Figures for public sector prisons are published in the NOMS annual report management information addendum:

https://www.gov.uk/government/uploads/system/uploads/attachment_data/file/225225/mi-addendum.pdf

Figures for 2013-14, which will include an establishment-level breakdown for public sector prisons, will be published in July.

Our reforms to the Incentives and Earned Privileges national policy framework came into effect in adult prisons on 1 November 2013. Prisoners will be expected to engage in purposeful activity, as well as demonstrate a commitment towards their rehabilitation, reduce their risk of reoffending, behave well and help others if they are to earn privileges.

Figures have been drawn from administrative IT systems, which, as with any large scale recording system, are subject to possible errors with data entry and processing.

Richard Burden: To ask the Secretary of State for Justice what proportion of prisoners are classed as unemployed in each prison in England and Wales. [200833]

Jeremy Wright: This information is not available centrally and could be obtained only at disproportionate cost.

Work in prisons is a key priority to ensure prisoners are engaged purposefully while they are in custody. It also gives them the opportunity to learn skills and a work ethic which can increase their chances of finding employment on release, a key element to reducing reoffending.

The number of prisoners working in industrial activity across public sector prisons increased from around 8,600 in 2010-11 (the first year for which figures are available) to around 9,700 in 2012-13. This delivered an increase in the total hours worked in industrial activities from 10.6 million hours to 13.1 million hours. Private sector prisons have also been supporting this agenda and have reported that they delivered over 1½ million prisoner working hours in commercial and industrial workshops in 2012-13 which provided work for over 1,200 prisoners.

In addition there are substantial numbers of prisoners who work to keep prisons running on tasks such as cooking, serving meals, maintenance and cleaning. Figures for public sector prisons are published in the NOMS Annual Report Management Information Addendum:

https://www.gov.uk/government/uploads/system/uploads/attachment_data/file/225225/mi-addendum.pdf

19 Jun 2014 : Column 716W

Figures for 2013-14, which will include an establishment-level breakdown for public sector prisons, will be published in July.

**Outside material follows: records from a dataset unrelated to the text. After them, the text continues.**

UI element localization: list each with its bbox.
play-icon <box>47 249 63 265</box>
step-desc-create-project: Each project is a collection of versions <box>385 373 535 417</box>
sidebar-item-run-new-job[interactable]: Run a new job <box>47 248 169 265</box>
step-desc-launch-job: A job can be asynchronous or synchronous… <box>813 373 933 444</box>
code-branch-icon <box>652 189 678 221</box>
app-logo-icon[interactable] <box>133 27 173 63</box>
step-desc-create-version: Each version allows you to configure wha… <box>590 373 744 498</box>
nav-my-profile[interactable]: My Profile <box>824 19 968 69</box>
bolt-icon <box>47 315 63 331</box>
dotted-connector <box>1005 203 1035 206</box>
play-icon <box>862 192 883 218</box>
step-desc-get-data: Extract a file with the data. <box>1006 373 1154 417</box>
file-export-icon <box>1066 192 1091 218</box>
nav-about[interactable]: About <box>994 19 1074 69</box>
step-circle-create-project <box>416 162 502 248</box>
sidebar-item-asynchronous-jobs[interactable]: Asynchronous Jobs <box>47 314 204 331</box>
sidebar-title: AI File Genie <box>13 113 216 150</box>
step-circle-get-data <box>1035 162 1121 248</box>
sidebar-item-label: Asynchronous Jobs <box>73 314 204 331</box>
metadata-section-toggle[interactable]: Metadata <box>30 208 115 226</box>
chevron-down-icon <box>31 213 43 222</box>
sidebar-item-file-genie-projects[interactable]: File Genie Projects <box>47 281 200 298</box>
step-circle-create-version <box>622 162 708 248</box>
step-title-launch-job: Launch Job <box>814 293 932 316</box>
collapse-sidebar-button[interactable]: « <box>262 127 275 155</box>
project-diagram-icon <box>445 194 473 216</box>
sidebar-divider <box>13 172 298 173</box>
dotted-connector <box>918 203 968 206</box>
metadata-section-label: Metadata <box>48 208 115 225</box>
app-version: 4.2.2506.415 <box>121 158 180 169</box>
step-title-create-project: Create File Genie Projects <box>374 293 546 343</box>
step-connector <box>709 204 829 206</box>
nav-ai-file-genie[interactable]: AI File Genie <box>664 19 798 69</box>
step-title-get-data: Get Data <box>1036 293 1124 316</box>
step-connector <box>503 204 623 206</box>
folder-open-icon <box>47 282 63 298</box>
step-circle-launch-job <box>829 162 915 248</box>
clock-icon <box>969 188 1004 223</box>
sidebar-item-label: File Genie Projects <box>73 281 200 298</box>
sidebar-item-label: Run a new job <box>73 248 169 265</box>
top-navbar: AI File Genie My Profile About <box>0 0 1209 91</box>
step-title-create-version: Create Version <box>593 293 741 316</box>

Our reforms to the Incentives and Earned Privileges national policy framework came into effect in adult prisons on 1 November 2013. Prisoners will be expected to engage in purposeful activity, as well as demonstrate a commitment towards their rehabilitation, reduce their risk of reoffending, behave well and help others if they are to earn privileges.

Figures have been drawn from administrative IT systems, which, as with any large scale recording system, are subject to possible errors with data entry and processing.

Prisons: Mobile Phones

Mr Jim Cunningham: To ask the Secretary of State for Justice with reference to the answer of 13 May 2014, Official Report, column 494W, on prisons: mobile telephones, when data on mobile telephones seized in prisons in 2013 will be made available. [200962]

Jeremy Wright: The number of mobile phone and SIM card seizures for the first six months of 2013 was 3,398. The data for the whole of 2013 will be available by the end of August 2014, broken down by prison establishment.

One seizure may constitute a handset containing one SIM card or media card, a handset only, or a SIM card only.

All figures provided have been drawn from live administrative data systems which may be amended at any time. Although care is taken when processing and analysing the returns, the detail collected is subject to the inaccuracies inherent in any large scale recording system.